So here’s the thing…one of the first superhero comics I remember reading was Captain America Vol 1 Issue 388, which started in media res with Captain America and his teammates plummeting to their deaths because MADAM (the female MODOK) has cut the parachutes attached to their ejector seats…and it was deep and unironic love at first sight:

So the answer to your question is that, yes, Captain America was affected by the 90s, but more in a cheesy 90s RADICAL TO THE EXTREME way than a particularly grimdark way.
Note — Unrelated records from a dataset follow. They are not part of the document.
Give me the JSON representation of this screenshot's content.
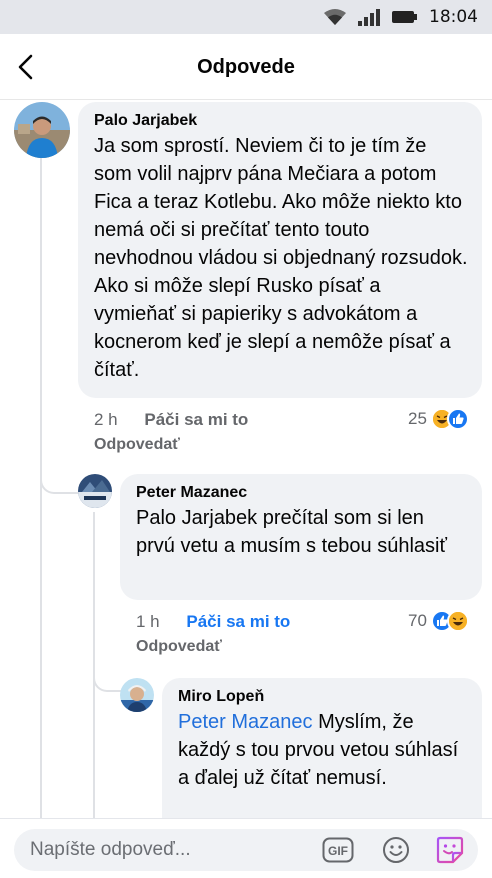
{
  "status_bar": {
    "time": "18:04"
  },
  "header": {
    "title": "Odpovede"
  },
  "comments": [
    {
      "author": "Palo Jarjabek",
      "text": "Ja som sprostí. Neviem či to je tím že som volil najprv pána Mečiara a potom Fica a teraz Kotlebu. Ako môže niekto kto nemá oči si prečítať tento touto nevhodnou vládou si objednaný rozsudok. Ako si môže slepí Rusko písať a vymieňať si papieriky s advokátom a kocnerom keď je slepí a nemôže písať a čítať.",
      "time": "2 h",
      "like_label": "Páči sa mi to",
      "reply_label": "Odpovedať",
      "reaction_count": "25",
      "reactions": [
        "haha-icon",
        "like-icon"
      ]
    },
    {
      "author": "Peter Mazanec",
      "text": "Palo Jarjabek prečítal som si len prvú vetu a musím s tebou súhlasiť",
      "time": "1 h",
      "like_label": "Páči sa mi to",
      "liked": true,
      "reply_label": "Odpovedať",
      "reaction_count": "70",
      "reactions": [
        "like-icon",
        "haha-icon"
      ]
    },
    {
      "author": "Miro Lopeň",
      "mention": "Peter Mazanec",
      "text": " Myslím, že každý s tou prvou vetou súhlasí a ďalej už čítať nemusí."
    }
  ],
  "composer": {
    "placeholder": "Napíšte odpoveď...",
    "gif_label": "GIF",
    "icons": [
      "gif-icon",
      "emoji-icon",
      "sticker-icon"
    ]
  },
  "colors": {
    "accent": "#1877f2",
    "bubble": "#f0f2f5",
    "mention": "#216fdb",
    "haha": "#f7b125"
  }
}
As a result, you did get ridiculous stuff like Capwolf:

And there was a brief period where a meth lab explosion caused a chemical reaction with the super-hero serum which meant that his body began to deteriorate so he needed a powered exoskeleton (because power armor was big in the 90s), or the time that Cap got “vibranium cancer” in a fight with the Beyonder and was accidentally cured by Klaw, and a bunch of other 90s cheese.
But that stuff is mere rococo ornamentation on top of Mark Gruenwald’s 137-issue run, which gave us Crossbones, the Serpent Society (a villain worker’s co-op complete with health benefits and profit-sharing), Diamondback (Cap’s ex-villain longtime girlfriend), Flag-Smasher (a bizarre anti-nationalist terrorist), Left-Winger and Right-Winger, Cap resigning over the cover-up of Nuke’s attack on New York which leads to a right-wing Captain being put in his place by the Commission on Superhuman Activities, which leads Cap to take up a new identity as “The Captain” (which is probably Cap’s laziest secret identity ever), which leads the two of them to fight and ultimately Cap helps out the right-wing Captain who’s losing his mind.

As far as the rest of the 90s go, I wouldn’t bother with the Heroes Reborn arc, although Liefeld is apparently a nice guy who’s actually been working on his art in recent years and has learned to draw feet, so we shouldn’t hate on him so much.